# Logistic Regression problems

#### stame

##### New Member
Hello,

I'm stuck with a - i think very basic - problem, but I'm not getting any further for weeks now, thats why I finally decided to ask. I have some data which represent damage done by game in fields.

The damage was maped. If there where many small damages they were maped as one big one and the overall intensity was estimated (5 classes). I took a grid of 1x1m and for every cell I calculated the distance class (1 = 1-10m, 2=10-10m) from different structural parameters (forest, wheat, maiz, roads etc.).

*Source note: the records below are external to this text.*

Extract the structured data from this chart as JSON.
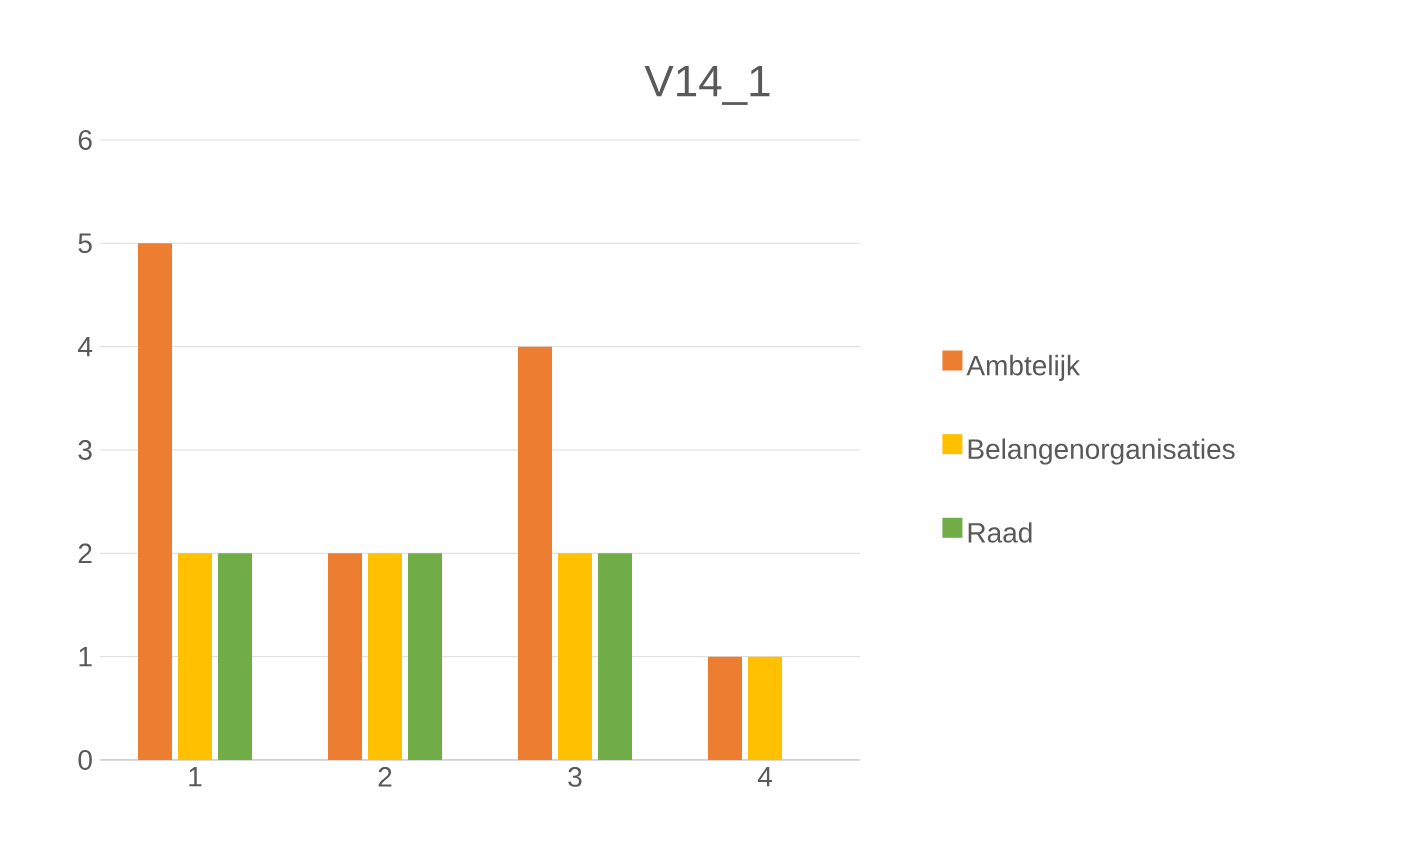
{
  "chart_data": {
    "type": "bar",
    "title": "V14_1",
    "categories": [
      "1",
      "2",
      "3",
      "4"
    ],
    "series": [
      {
        "name": "Ambtelijk",
        "color": "#ed7d31",
        "values": [
          5,
          2,
          4,
          1
        ]
      },
      {
        "name": "Belangenorganisaties",
        "color": "#ffc000",
        "values": [
          2,
          2,
          2,
          1
        ]
      },
      {
        "name": "Raad",
        "color": "#70ad47",
        "values": [
          2,
          2,
          2,
          0
        ]
      }
    ],
    "ylim": [
      0,
      6
    ],
    "yticks": [
      0,
      1,
      2,
      3,
      4,
      5,
      6
    ],
    "grid": "y",
    "legend": "right"
  }
}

Question 1 (not the most important one): According to the damage intensity I copied the rows to finally get a 1/5m² resolution.
Code:
Intensity 1 (0-20% damage)    → *5
Intensity 2 (21-40% damage)  → *4
Intensity 3 (41-60% damage)  → *3
Intensity 4 (61-80% damage)  → *2
Intensity 5 (81-100% damage) → *1
An example:
Code:
| Intensity | dist_forest | dist_maiz | dist_roads |
|1             |             50|             20|              70|
|2             |             40|             10|              90|
|5             |             20|             20|              40|
thats the outcome:

Code:
| Intensity | dist_forest | dist_maiz | dist_roads |
|1             |             50|             20|              70|
|1             |             50|             20|              70|
|1             |             50|             20|              70|
|1             |             50|             20|              70|
|1             |             50|             20|              70|
|2             |             40|             10|              90|
|2             |             40|             10|              90|
|2             |             40|             10|              90|
|2             |             40|             10|              90|
|5             |             20|             20|              40|
all no damage cells where copied 5 times.

Is that a valid method, or do I somehow rack the statistical output.

Question 2:
My procedure above no leads to data like this:
Code:
| damage  | dist_forest | dist_maiz | dist_roads |
|0             |             30|             20|              70|
|0             |             20|             10|              60|
|0             |             60|             10|              80|
|0             |             40|             70|              10|
|0             |             20|             60|              50|
|1             |             10|             10|              50|
|1             |             05|             20|              30|
|1             |             20|             30|              20|
|1             |             30|             20|              90|
|1             |             40|             10|              10|
the table is 250000 rows long.

Now I would like to know if any of the parameters has a significant influence if damage occures or not. Therefor I would use a binary logistic regression, in R like this:
Code:
glm(damage ~ dist_forest + dist_maiz, dist_roads, family=binomial(logit), data=data)
and now every parameter is significant and most of them even highly significant (***). What do I do wrong and how to make it better?

Btw.: my sample size (number of recorded damages) is in real not very big, only the 1x1m resolution makes the dataset big.

Stame

#### noetsi

##### No cake for spunky
Why are you copying the no damage cells five times? I don't understand that. I also don't understand why you are coverting an ordinal logistic regression into binary logistic regression. Why not simply run ordered logistic regression with five levels to the DV.

#### stame

##### New Member
Why are you copying the no damage cells five times? I don't understand that. I also don't understand why you are coverting an ordinal logistic regression into binary logistic regression. Why not simply run ordered logistic regression with five levels to the DV.
Well, with copying the no-damage cells I wasn't sure anyway, but the idea was to get the same "resolution".

And the idea with transforming the ordinal logistic regression into binary logistic regression is because the intensity is actually no parameter influenced by the game but by the way I maped the data.